Siehe Hertius in elem. prud. civil. ... und Huberum de jure civit. Eb. ...
  Besser kann man die Monarchie betrachten, daß die sey  
 
1)
  • entweder ein souveraines Reich, da der König an keine Fundamental-Gesetze gebunden,
  • oder ein despotisches, das ist, sclavisches Reich, wenn der Monarch völlige Macht hat, nicht nur über das Thun und Lassen der Unterthanen, sondern auch über alle Güter im Lande, dergestalt, daß solche nicht den Unterthanen, sondern dem König eigenthümlich gehören,
  • oder ein gemäßigtes Reich, wenn die Gewalt des Monarchen durch die Fundamental-Gesetze dergestalt eingeschräncket ist, daß in etlichen Stücken auch die Einwilligung entweder der Vornehmsten im Volck, siehe Mixta Respublica ... oder des gantzen Volcks erfordert wird.
2)
  • Entweder ein Wahl-Reich, wenn die höchste Gewalt durch die Wahl erlangt wird;
  • oder ein Erb-Reich, wenn solches durch die Erb-Folge geschiehet;
 
 
  Bey der Wahl aber pflegt man zuweilen bey einer gewissen Familie zu bleiben, wie in Engeland; oder man bindet sich an kein Geschlecht, sondern wehlet, welchen man für den geschicktesten zum Regiment, und dem Reiche am fürträglichsten hält, dergleichen Wahl-Reich das Königreich Pohlen ist,
von welcher Materie Grotius de jure belli et pacis ... nebst seinen Auslegern
  • Pufendorf de jur. natur. ...
  • Hochstetter in colleg. Pufendorf. ...
  • Huber. de jur. civitat. ...
  • Griebner jur. nat. ... und andere
zu lesen sind.
 
  Siehe
 
 
 
3)
  Siehe Erb-Folge eines Reiches, im VIII. Bande p. 1489.
 
  Es fallen hier noch unterschiedener Fragen für, als:  
 
1) ob iemals eine gantz allgemeine Monarchie gewesen, oder noch einzuführen? wovon ein besonderer Artickel, und
 
 
(2) ob man Monarchen auf eine gewisse Zeit haben könne, deren Regierung nur an eine gewisse Zeit gebunden, daß, wenn selbige um, sie dieselbige niederlegen müsten? welches gar wohl geschehen kan.
  Thomasius in jurisprudentia div. ... meynet auch, es gienge dieses wohl an.
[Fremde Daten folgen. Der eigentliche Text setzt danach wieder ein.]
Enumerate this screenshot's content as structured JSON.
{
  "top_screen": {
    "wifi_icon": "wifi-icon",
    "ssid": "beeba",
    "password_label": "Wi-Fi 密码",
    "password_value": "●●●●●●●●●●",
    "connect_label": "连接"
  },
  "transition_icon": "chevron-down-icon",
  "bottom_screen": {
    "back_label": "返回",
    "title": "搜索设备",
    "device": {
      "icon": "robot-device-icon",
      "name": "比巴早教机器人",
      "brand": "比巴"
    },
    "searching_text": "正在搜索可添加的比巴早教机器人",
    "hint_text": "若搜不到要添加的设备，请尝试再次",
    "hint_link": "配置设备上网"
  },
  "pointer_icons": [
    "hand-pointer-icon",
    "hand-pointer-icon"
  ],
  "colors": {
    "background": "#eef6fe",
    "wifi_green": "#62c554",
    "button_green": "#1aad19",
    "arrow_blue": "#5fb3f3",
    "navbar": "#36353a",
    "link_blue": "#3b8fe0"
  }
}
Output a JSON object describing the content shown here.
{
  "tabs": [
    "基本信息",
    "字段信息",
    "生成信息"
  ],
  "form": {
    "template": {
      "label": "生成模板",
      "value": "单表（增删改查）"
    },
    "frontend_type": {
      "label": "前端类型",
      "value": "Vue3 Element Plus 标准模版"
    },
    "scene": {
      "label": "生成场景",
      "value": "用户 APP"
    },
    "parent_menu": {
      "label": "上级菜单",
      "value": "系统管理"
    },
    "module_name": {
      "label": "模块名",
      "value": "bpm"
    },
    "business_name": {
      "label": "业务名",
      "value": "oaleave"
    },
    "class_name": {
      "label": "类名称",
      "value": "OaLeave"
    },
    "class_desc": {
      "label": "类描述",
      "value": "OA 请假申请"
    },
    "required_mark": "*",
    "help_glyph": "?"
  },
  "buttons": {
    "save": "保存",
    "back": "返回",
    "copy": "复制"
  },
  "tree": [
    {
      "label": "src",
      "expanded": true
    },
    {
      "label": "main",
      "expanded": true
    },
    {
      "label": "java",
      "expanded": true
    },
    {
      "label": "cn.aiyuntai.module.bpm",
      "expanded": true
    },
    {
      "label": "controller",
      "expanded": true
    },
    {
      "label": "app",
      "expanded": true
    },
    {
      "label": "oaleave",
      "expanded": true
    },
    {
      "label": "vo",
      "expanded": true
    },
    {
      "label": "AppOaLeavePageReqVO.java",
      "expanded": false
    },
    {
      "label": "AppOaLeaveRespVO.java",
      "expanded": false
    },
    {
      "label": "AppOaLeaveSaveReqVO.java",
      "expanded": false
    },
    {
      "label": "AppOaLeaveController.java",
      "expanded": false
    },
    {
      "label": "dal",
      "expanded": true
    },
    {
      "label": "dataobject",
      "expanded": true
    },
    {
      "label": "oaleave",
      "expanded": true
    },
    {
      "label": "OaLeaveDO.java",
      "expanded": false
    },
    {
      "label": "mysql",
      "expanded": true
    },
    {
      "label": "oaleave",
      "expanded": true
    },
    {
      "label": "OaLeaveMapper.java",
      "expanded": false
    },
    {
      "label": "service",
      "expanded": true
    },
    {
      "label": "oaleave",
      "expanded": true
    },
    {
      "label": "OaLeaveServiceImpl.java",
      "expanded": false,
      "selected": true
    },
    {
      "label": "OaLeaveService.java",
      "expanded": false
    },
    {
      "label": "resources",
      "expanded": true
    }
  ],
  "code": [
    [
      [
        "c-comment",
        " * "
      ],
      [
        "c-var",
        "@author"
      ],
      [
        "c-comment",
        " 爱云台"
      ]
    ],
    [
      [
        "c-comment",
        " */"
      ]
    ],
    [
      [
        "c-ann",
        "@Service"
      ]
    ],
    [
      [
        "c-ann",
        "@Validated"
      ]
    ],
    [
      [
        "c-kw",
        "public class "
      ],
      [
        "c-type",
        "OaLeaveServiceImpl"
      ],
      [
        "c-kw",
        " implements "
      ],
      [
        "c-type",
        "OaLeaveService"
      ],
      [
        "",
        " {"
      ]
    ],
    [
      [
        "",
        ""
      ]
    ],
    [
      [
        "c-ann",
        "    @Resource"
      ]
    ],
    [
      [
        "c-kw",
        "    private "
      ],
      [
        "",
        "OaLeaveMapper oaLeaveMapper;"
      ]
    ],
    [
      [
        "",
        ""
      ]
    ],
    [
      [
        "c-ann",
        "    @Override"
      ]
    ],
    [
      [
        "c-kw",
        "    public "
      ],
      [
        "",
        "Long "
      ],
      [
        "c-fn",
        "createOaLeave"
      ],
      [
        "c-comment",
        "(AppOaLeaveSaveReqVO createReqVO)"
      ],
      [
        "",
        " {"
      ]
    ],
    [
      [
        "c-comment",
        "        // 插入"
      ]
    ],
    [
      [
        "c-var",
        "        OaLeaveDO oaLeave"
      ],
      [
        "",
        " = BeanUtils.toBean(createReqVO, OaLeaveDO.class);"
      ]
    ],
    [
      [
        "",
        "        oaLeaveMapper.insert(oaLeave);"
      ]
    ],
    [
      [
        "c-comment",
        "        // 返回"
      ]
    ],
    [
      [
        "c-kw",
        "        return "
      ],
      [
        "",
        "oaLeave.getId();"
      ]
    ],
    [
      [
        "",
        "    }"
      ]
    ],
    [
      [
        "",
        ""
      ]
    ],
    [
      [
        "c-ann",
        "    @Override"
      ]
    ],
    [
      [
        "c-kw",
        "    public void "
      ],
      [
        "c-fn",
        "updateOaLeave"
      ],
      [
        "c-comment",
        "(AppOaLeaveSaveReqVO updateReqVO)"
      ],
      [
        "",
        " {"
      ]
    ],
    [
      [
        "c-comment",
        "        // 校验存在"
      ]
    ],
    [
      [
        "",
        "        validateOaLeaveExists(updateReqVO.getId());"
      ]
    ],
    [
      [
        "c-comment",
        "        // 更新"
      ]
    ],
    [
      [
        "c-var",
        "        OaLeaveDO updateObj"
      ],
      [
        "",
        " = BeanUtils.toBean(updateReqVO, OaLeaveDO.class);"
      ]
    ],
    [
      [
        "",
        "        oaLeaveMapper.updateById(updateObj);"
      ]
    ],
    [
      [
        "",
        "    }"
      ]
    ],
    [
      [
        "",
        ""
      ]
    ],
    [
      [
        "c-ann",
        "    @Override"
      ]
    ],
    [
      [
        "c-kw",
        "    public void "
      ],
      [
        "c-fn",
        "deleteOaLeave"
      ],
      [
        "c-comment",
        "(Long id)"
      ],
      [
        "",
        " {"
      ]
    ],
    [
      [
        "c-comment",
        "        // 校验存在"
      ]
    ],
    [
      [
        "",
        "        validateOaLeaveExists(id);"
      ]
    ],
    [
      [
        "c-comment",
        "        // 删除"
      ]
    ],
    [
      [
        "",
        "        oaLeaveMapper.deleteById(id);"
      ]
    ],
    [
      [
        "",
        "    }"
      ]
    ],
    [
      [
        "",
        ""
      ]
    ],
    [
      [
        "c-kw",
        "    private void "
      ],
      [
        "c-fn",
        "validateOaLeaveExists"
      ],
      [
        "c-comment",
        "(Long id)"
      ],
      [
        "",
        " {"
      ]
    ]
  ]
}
Denn es könte gar füglich beysammen stehen, daß man die höchste Gewalt, und doch nur auf eine bestimmte Zeit habe, welches man an denen-
 
  {Sp. 999|S. 521}  
 
  jenigen sehen könte, die ihre Crone niedergeleget, und das Privat-Leben erwehlet. Man könte zwar solche auf eine Zeitlang angenommene Monarchen zwingen, daß sie die Regierung niederlegen müsten, wenn sie über die Zeit regieren wolten; sie wären aber alsdenn nicht mehr als Regenten anzusehen; gnug, wenn dieses geschähe, so brauche er seines Verhaltens wegen dem Volck keine Rechenschafft zu geben, könne auch nicht zur Straffe gezogen werden.
 
  Auf diese Frage gründet sich diejenige, ob der Römische Dictator eine würckliche Majestät gehabt, und ob er als ein Monarch anzusehen gewesen. Es leugnet dieses  
 
  • Bodinus ... de republ.
  • Pufendorf in jure natur. ...
  • Kulpisius in collegio Grotiano ...
  • Böcler ad Grotium ...
  • Buddeus in Specim. ...
  • nebst einigen andern,
 
  und zwar, daß nicht einmal diejenigen Dictatores, welche das gemeine Wesen in Ruhe zu bringen, erwehlet worden, die höchste Gewalt gehabt hätten. Denn obschon die Obrigkeitlichen Personen, so bald ein Dictator erwehlet worden, ihr Amt niedergeleget, so wären doch die Tribuni plebis geblieben, die ein Dictator weder erwehlen, noch abschaffen können, wie man denn auch fände, daß ihrer zuweilen zwey in gleicher Gewalt die Dictatur geführet, und also die Geschäffte unter sich getheilet. So hätte auch die Appellation von einem Dictator, an das Volck statt gehabt, und wan sie nur im Fall der Noth gesetzet, sie zu gewissen Verrichtungen gebrauchet, auch nur auf eine gewisse Zeit angenommen, so wären dieses alles solche Umstände, welche nicht undeutlich anzeigten, daß sie keine Majestät gehabt hätten.  
  Doch sind einige anderer Meynung als  
 
  • Grotius de jure belli ...
  • Arnisäus in operibus politicis ...
  • Conring in adnot. ad Lampad. ...
  • Ziegler de jurib. maj. ...
  • Jensius in ferculo ...
 
  welche sich sonderlich auf die Zeugnisse der alten Scribenten gründen, die den Dictatoren eine höchste Gewalt beylegten.  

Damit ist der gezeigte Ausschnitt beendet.